De acordo com Thomas Piketty, Saez e Zucman, 10% de toda a renda dos EUA são pagos a 1% como renda de capital. Por que não inverter essa lógica e dar para toda sociedade como uma renda básica universal?
Matt Bruenig
Fonte: Jacobin Brasil
Tradução: Cauê Ameni
Data original da publicação: 03/11/2019
A Renda Básica Universal (RBU) – um pagamento em dinheiro feito a todos os indivíduos do país – é criticada constantemente por alguns comentaristas. Entre outras coisas, eles argumentam que não gostam do fato de que um renda seja gerada aos indivíduos de uma maneira divorciada do trabalho. Argumenta-se que tal arranjo de renda levaria à falta de sentido, à disfunção social e ao ressentimento.
Um problema óbvio com essa análise é que a renda passiva – renda divorciada do trabalho – já existe. É chamado de renda de capital. Ele flui para vários indivíduos da sociedade na forma de juros, aluguéis e dividendos. Segundo Thomas Piketty, Saez e Zucman (PSZ), cerca de 30% de toda a renda produzida nos EUA é paga como renda de capital.
Se a renda passiva é tão destrutiva, então imagina-se que séculos dedicando um terço da renda nacional a ela já teriam destruído a sociedade.
Dízimo aos 1%
Em 2015, segundo o PSZ, o 1% mais rico dos EUA recebeu 20,2% de toda a renda do país. Dez pontos desses 20,2% vieram de renda líquida, juros líquidos, aluguéis de imóveis e o componente de capital da renda mista. Ou seja, 10% de toda a renda nacional é paga para o 1% como renda de capital. Permitam-me reiterar: um em cada dez dólares de renda produzido neste país é pago aos 1% mais ricos sem que eles tenham que trabalhar para isso.

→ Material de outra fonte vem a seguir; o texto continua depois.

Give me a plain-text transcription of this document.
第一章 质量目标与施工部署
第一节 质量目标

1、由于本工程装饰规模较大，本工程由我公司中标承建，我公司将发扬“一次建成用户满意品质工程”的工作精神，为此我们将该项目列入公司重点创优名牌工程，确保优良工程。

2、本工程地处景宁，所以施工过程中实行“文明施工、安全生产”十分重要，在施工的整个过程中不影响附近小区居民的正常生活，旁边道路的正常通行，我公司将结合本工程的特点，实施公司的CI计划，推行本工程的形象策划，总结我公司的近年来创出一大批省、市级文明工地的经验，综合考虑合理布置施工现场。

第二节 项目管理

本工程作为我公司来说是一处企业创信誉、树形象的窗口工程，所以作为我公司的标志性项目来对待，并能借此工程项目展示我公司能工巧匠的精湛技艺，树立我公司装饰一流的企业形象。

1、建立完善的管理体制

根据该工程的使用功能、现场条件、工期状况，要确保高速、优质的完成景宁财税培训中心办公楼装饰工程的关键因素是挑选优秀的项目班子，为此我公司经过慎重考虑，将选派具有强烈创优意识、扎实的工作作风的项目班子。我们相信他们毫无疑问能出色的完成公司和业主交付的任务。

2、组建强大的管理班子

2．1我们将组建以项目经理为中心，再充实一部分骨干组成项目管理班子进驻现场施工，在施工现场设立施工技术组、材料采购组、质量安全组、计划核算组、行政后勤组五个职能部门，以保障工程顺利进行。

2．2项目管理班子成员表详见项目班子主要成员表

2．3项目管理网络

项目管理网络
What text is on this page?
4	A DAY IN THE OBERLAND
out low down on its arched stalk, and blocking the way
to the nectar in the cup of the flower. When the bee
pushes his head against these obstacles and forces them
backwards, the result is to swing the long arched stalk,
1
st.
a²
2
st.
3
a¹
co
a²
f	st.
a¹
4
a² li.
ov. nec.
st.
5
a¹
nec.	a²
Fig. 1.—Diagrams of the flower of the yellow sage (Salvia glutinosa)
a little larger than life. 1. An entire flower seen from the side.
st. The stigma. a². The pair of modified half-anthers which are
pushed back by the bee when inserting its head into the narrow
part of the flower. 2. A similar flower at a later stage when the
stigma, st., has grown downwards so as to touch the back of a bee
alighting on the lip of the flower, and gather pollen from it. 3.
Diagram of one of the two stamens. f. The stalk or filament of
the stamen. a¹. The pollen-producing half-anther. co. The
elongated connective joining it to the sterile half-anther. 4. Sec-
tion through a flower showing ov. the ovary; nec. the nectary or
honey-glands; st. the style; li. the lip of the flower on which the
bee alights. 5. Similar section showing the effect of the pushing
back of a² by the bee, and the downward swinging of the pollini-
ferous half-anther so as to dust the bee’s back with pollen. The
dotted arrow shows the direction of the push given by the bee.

Mesmo se você excluir o componente de capital da renda mista (uma vez que ela está conectada ao trabalho, mesmo que a renda não seja do trabalho) e aluguéis de casas (uma vez que são imputados aos proprietários em vez de pagos a eles em dinheiro), isso ainda significa que, somente com a renda e os juros, o 1% mais rico recebe 7,5% da renda nacional sem precisar trabalhar para isso. Em outras palavras: a pessoa média no 1% mais rico recebe uma RBU igual a 7,5 vezes a renda média no país.
Se a renda passiva é tão destrutiva, a situação de renda do 1% certamente é uma emergência nacional! De onde o 1% obtém seu significado com todo esse dinheiro livre entrando?
Renda de capital para todos
O fato é que as sociedades capitalistas já dedicam grande parte de sua produção econômica para transferir dinheiro a pessoas que não trabalharam para isso. A RNUnão inventa renda passiva. Apenas o distribui uniformemente para todos na sociedade, e não em quantidades concentradas para as pessoas mais ricas da sociedade.
A ideia de capturar os 30% da renda nacional que flui passivamente para o capital todos os anos e entregá-la a todos na sociedade em partes iguais existe desde que pelo menos Oskar Lange escreveu sobre isso nas primeiras partes do século passado. Esta é, para mim, a melhor maneira de fazer um RBU, tanto na prática quanto na ideologia. Não taxe mão-de-obra para distribuir riqueza aos “mocassins” da RBU. Em vez disso, pegue a renda de capital da sociedade, que já é paga às pessoas sem considerar se elas funcionam, e pague a todos.
Pode parecer uma ideia fantasiosa para alguns, mas é exatamente assim que o Alaska Permanent Fund and the Permanent Fund Dividend [Fundo Permanente do Alasca e o Dividendo do Fundo Permanente] funcionam. Por meio do Fundo Permanente, o estado do Alasca possui muitos ativos de capital. Esses ativos entregam fluxos anuais de renda de capital ao Estado, que são então parcelados em quantias iguais aos cidadãos do Alasca por meio dos dividendos.
Um RBU nacional funcionaria de maneira muito semelhante. O governo federal dos EUA empregaria várias estratégias (emissão obrigatória de ações, impostos sobre a riqueza, compras de ativos contracíclicos etc.) para criar um grande fundo de riqueza que possui ativos de capital. Esses ativos de capital trariam retornos. E então os retornos seriam parcelados como um dividendo social.
Se você tem um problema com isso, mas não tem acordo como a atual renda de capital é distribuída em grandes somas para pequenas frações da nossa sociedade, então o seu problema não é realmente com a renda passiva. É como ela é distribuída.
Matt Bruenig é o fundador do People’s Policy Project.